Customizable ROI-Based Deep Image Compression
Journal:
arXiv
Published Date:
Jul 1, 2025
Abstract
Region of Interest (ROI)-based image compression optimizes bit allocation by
prioritizing ROI for higher-quality reconstruction. However, as the users
(including human clients and downstream machine tasks) become more diverse,
ROI-based image compression needs to be customizable to support various
preferences.
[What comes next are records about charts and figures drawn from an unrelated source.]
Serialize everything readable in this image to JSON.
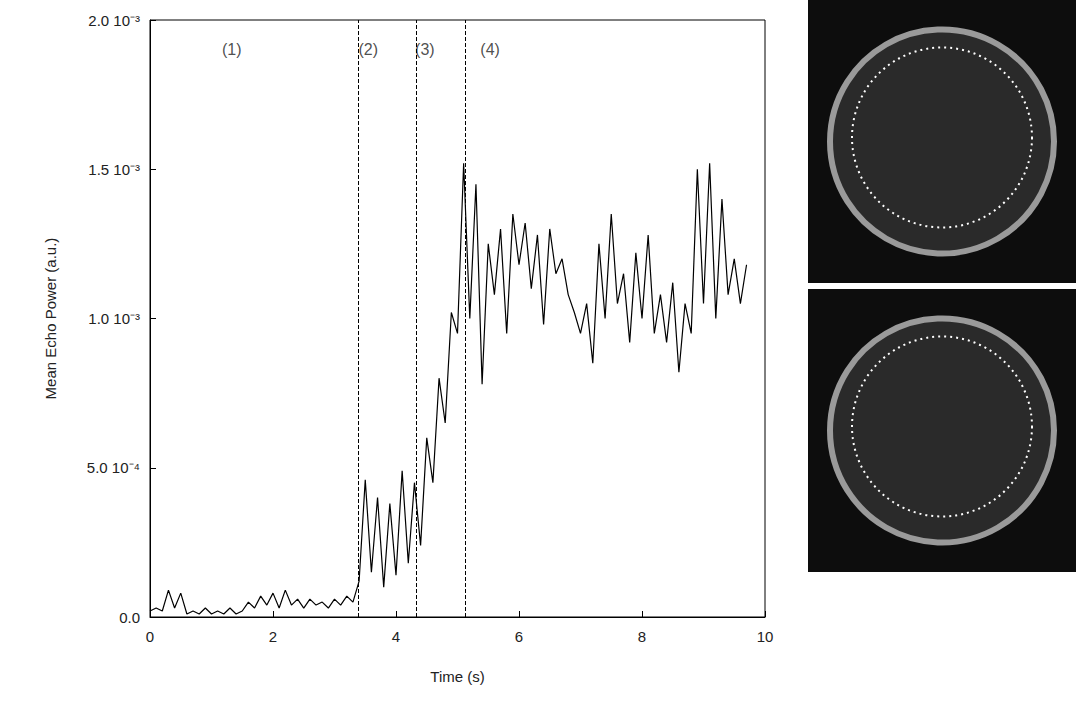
{
  "chart_data": {
    "type": "line",
    "xlabel": "Time (s)",
    "ylabel": "Mean Echo Power (a.u.)",
    "color": "#000000",
    "grid": false,
    "xlim": [
      0,
      10
    ],
    "xticks": [
      0,
      2,
      4,
      6,
      8,
      10
    ],
    "ylim": [
      0,
      0.002
    ],
    "yticks": [
      {
        "value": 0,
        "label": "0.0"
      },
      {
        "value": 0.0005,
        "label": "5.0 10⁻⁴"
      },
      {
        "value": 0.001,
        "label": "1.0 10⁻³"
      },
      {
        "value": 0.0015,
        "label": "1.5 10⁻³"
      },
      {
        "value": 0.002,
        "label": "2.0 10⁻³"
      }
    ],
    "vlines": [
      3.38,
      4.33,
      5.12
    ],
    "annotations": [
      {
        "text": "(1)",
        "x": 1.33,
        "y": 0.0019
      },
      {
        "text": "(2)",
        "x": 3.55,
        "y": 0.0019
      },
      {
        "text": "(3)",
        "x": 4.47,
        "y": 0.0019
      },
      {
        "text": "(4)",
        "x": 5.53,
        "y": 0.0019
      }
    ],
    "x": [
      0.0,
      0.1,
      0.2,
      0.3,
      0.4,
      0.5,
      0.6,
      0.7,
      0.8,
      0.9,
      1.0,
      1.1,
      1.2,
      1.3,
      1.4,
      1.5,
      1.6,
      1.7,
      1.8,
      1.9,
      2.0,
      2.1,
      2.2,
      2.3,
      2.4,
      2.5,
      2.6,
      2.7,
      2.8,
      2.9,
      3.0,
      3.1,
      3.2,
      3.3,
      3.4,
      3.5,
      3.6,
      3.7,
      3.8,
      3.9,
      4.0,
      4.1,
      4.2,
      4.3,
      4.4,
      4.5,
      4.6,
      4.7,
      4.8,
      4.9,
      5.0,
      5.1,
      5.2,
      5.3,
      5.4,
      5.5,
      5.6,
      5.7,
      5.8,
      5.9,
      6.0,
      6.1,
      6.2,
      6.3,
      6.4,
      6.5,
      6.6,
      6.7,
      6.8,
      6.9,
      7.0,
      7.1,
      7.2,
      7.3,
      7.4,
      7.5,
      7.6,
      7.7,
      7.8,
      7.9,
      8.0,
      8.1,
      8.2,
      8.3,
      8.4,
      8.5,
      8.6,
      8.7,
      8.8,
      8.9,
      9.0,
      9.1,
      9.2,
      9.3,
      9.4,
      9.5,
      9.6,
      9.7
    ],
    "values": [
      2e-05,
      3e-05,
      2e-05,
      9e-05,
      3e-05,
      8e-05,
      1e-05,
      2e-05,
      1e-05,
      3e-05,
      1e-05,
      2e-05,
      1e-05,
      3e-05,
      1e-05,
      2e-05,
      5e-05,
      3e-05,
      7e-05,
      4e-05,
      8e-05,
      3e-05,
      9e-05,
      4e-05,
      6e-05,
      3e-05,
      6e-05,
      4e-05,
      5e-05,
      3e-05,
      6e-05,
      4e-05,
      7e-05,
      5e-05,
      0.00012,
      0.00046,
      0.00015,
      0.0004,
      0.0001,
      0.00038,
      0.00014,
      0.00049,
      0.00018,
      0.00045,
      0.00024,
      0.0006,
      0.00045,
      0.0008,
      0.00065,
      0.00102,
      0.00095,
      0.00152,
      0.001,
      0.00145,
      0.00078,
      0.00125,
      0.00108,
      0.0013,
      0.00095,
      0.00135,
      0.00118,
      0.00132,
      0.0011,
      0.00128,
      0.00098,
      0.0013,
      0.00115,
      0.0012,
      0.00108,
      0.00102,
      0.00095,
      0.00105,
      0.00085,
      0.00125,
      0.001,
      0.00135,
      0.00105,
      0.00115,
      0.00092,
      0.00122,
      0.001,
      0.00128,
      0.00095,
      0.00108,
      0.00092,
      0.00112,
      0.00082,
      0.00105,
      0.00095,
      0.0015,
      0.00105,
      0.00152,
      0.001,
      0.0014,
      0.00108,
      0.0012,
      0.00105,
      0.00118
    ]
  }
}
For example, different users may define distinct ROI or require
different quality trade-offs between ROI and non-ROI. Existing ROI-based image
compression schemes predefine the ROI, making it unchangeable, and lack
effective mechanisms to balance reconstruction quality between ROI and non-ROI.
This work proposes a paradigm for customizable ROI-based deep image
compression. First, we develop a Text-controlled Mask Acquisition (TMA) module,
which allows users to easily customize their ROI for compression by just
inputting the corresponding semantic \emph{text}. It makes the encoder
controlled by text. Second, we design a Customizable Value Assign (CVA)
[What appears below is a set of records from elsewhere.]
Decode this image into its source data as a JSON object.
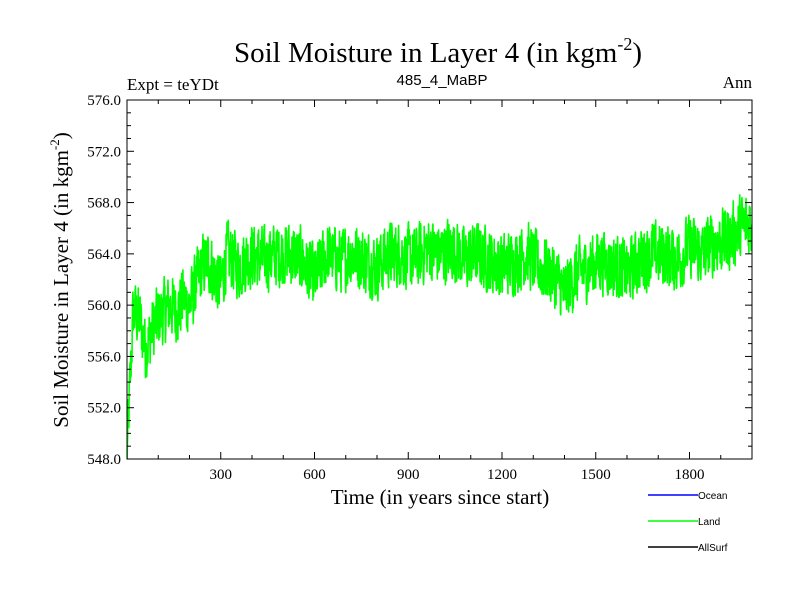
{
  "chart_data": {
    "type": "line",
    "title": "Soil Moisture in Layer 4 (in kgm",
    "title_sup": "-2",
    "title_close": ")",
    "subtitle_left": "Expt = teYDt",
    "subtitle_center": "485_4_MaBP",
    "subtitle_right": "Ann",
    "xlabel": "Time (in years since start)",
    "ylabel": "Soil Moisture in Layer 4 (in kgm",
    "ylabel_sup": "-2",
    "ylabel_close": ")",
    "xlim": [
      0,
      2000
    ],
    "ylim": [
      548.0,
      576.0
    ],
    "xticks": [
      300,
      600,
      900,
      1200,
      1500,
      1800
    ],
    "yticks": [
      "548.0",
      "552.0",
      "556.0",
      "560.0",
      "564.0",
      "568.0",
      "572.0",
      "576.0"
    ],
    "legend": {
      "placement": "bottom-right",
      "entries": [
        {
          "label": "Ocean",
          "color": "#0000ff"
        },
        {
          "label": "Land",
          "color": "#00ff00"
        },
        {
          "label": "AllSurf",
          "color": "#000000"
        }
      ]
    },
    "series": [
      {
        "name": "Land",
        "color": "#00ff00",
        "x": [
          0,
          20,
          40,
          60,
          80,
          100,
          120,
          140,
          160,
          180,
          200,
          220,
          240,
          260,
          280,
          300,
          320,
          340,
          360,
          380,
          400,
          440,
          480,
          520,
          560,
          600,
          640,
          680,
          720,
          760,
          800,
          840,
          880,
          920,
          960,
          1000,
          1040,
          1080,
          1120,
          1160,
          1200,
          1240,
          1280,
          1320,
          1360,
          1400,
          1440,
          1480,
          1520,
          1560,
          1600,
          1640,
          1680,
          1720,
          1760,
          1800,
          1840,
          1880,
          1920,
          1960,
          2000
        ],
        "values": [
          548.5,
          559.5,
          559.0,
          556.5,
          558.0,
          559.0,
          559.5,
          560.0,
          559.5,
          560.5,
          560.0,
          561.5,
          563.0,
          563.5,
          562.5,
          561.5,
          564.0,
          563.5,
          563.0,
          563.5,
          564.0,
          563.5,
          564.0,
          564.0,
          563.5,
          562.0,
          564.0,
          563.5,
          564.0,
          563.5,
          563.0,
          564.0,
          564.0,
          563.5,
          564.5,
          564.0,
          564.5,
          563.5,
          564.0,
          563.5,
          563.0,
          563.5,
          564.0,
          563.0,
          562.5,
          561.0,
          562.5,
          563.0,
          563.5,
          563.0,
          562.5,
          563.5,
          564.0,
          564.0,
          563.5,
          564.5,
          564.0,
          565.0,
          565.0,
          566.0,
          566.5
        ],
        "noise_amplitude": 2.4
      }
    ]
  }
}
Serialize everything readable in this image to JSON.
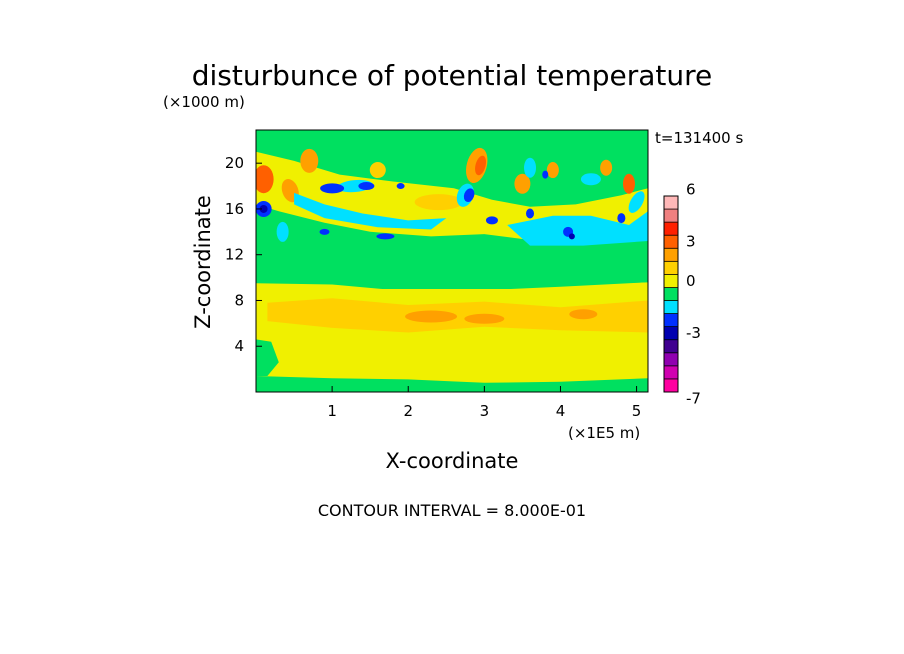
{
  "chart_data": {
    "type": "heatmap",
    "title": "disturbunce of potential temperature",
    "z_unit_label": "(×1000 m)",
    "x_unit_label": "(×1E5 m)",
    "xlabel": "X-coordinate",
    "ylabel": "Z-coordinate",
    "time_label": "t=131400 s",
    "footer": "CONTOUR INTERVAL = 8.000E-01",
    "xlim": [
      0,
      5.15
    ],
    "ylim": [
      0,
      22.9
    ],
    "x_ticks": [
      "1",
      "2",
      "3",
      "4",
      "5"
    ],
    "x_tick_values": [
      1,
      2,
      3,
      4,
      5
    ],
    "y_ticks": [
      "4",
      "8",
      "12",
      "16",
      "20"
    ],
    "y_tick_values": [
      4,
      8,
      12,
      16,
      20
    ],
    "contour_interval": 0.8,
    "colorbar": {
      "tick_labels": [
        "6",
        "3",
        "0",
        "-3",
        "-7"
      ],
      "tick_values": [
        6,
        3,
        0,
        -3,
        -7
      ],
      "colors": [
        "#ff00a0",
        "#d000b0",
        "#9000b0",
        "#400090",
        "#0000b0",
        "#0030ff",
        "#00e0ff",
        "#00e060",
        "#f0f000",
        "#ffd000",
        "#ffa000",
        "#ff6000",
        "#ff2000",
        "#f08080",
        "#ffb8b8"
      ]
    }
  }
}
mechanism, which masks the non-ROI with a changeable extent decided by users
instead of a constant one to manage the reconstruction quality trade-off
between ROI and non-ROI. Finally, we present a Latent Mask Attention (LMA)
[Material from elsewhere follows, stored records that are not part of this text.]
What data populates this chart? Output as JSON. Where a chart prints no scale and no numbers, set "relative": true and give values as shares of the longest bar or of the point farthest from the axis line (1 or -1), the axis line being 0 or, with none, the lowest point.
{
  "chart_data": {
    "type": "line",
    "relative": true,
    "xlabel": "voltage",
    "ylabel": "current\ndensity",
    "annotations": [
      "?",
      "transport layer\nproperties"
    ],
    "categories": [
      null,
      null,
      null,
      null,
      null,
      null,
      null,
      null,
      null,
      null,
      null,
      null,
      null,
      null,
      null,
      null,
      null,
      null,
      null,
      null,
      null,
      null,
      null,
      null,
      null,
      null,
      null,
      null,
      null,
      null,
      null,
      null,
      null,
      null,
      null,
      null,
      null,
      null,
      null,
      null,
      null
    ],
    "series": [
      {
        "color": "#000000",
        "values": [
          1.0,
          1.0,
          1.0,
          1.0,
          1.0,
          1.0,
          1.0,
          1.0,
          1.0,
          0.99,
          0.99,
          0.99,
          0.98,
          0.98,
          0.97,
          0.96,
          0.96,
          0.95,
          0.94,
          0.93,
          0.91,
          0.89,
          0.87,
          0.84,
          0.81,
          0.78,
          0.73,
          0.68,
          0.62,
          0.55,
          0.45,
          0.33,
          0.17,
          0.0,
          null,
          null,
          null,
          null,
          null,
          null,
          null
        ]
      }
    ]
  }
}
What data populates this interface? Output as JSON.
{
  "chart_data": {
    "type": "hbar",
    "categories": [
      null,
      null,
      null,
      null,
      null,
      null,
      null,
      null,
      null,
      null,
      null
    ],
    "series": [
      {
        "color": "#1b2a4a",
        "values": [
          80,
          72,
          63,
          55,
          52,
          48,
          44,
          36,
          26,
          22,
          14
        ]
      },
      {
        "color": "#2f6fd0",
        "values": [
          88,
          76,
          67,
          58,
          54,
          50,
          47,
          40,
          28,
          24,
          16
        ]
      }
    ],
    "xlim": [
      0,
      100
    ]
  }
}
module, where the latent spatial prior of the mask and the latent
Rate-Distortion Optimization (RDO) prior of the image are extracted and fused
in the latent space, and further used to optimize the latent representation of
the source image. Experimental results demonstrate that our proposed
customizable ROI-based deep image compression paradigm effectively addresses
the needs of customization for ROI definition and mask acquisition as well as
the reconstruction quality trade-off management between the ROI and non-ROI.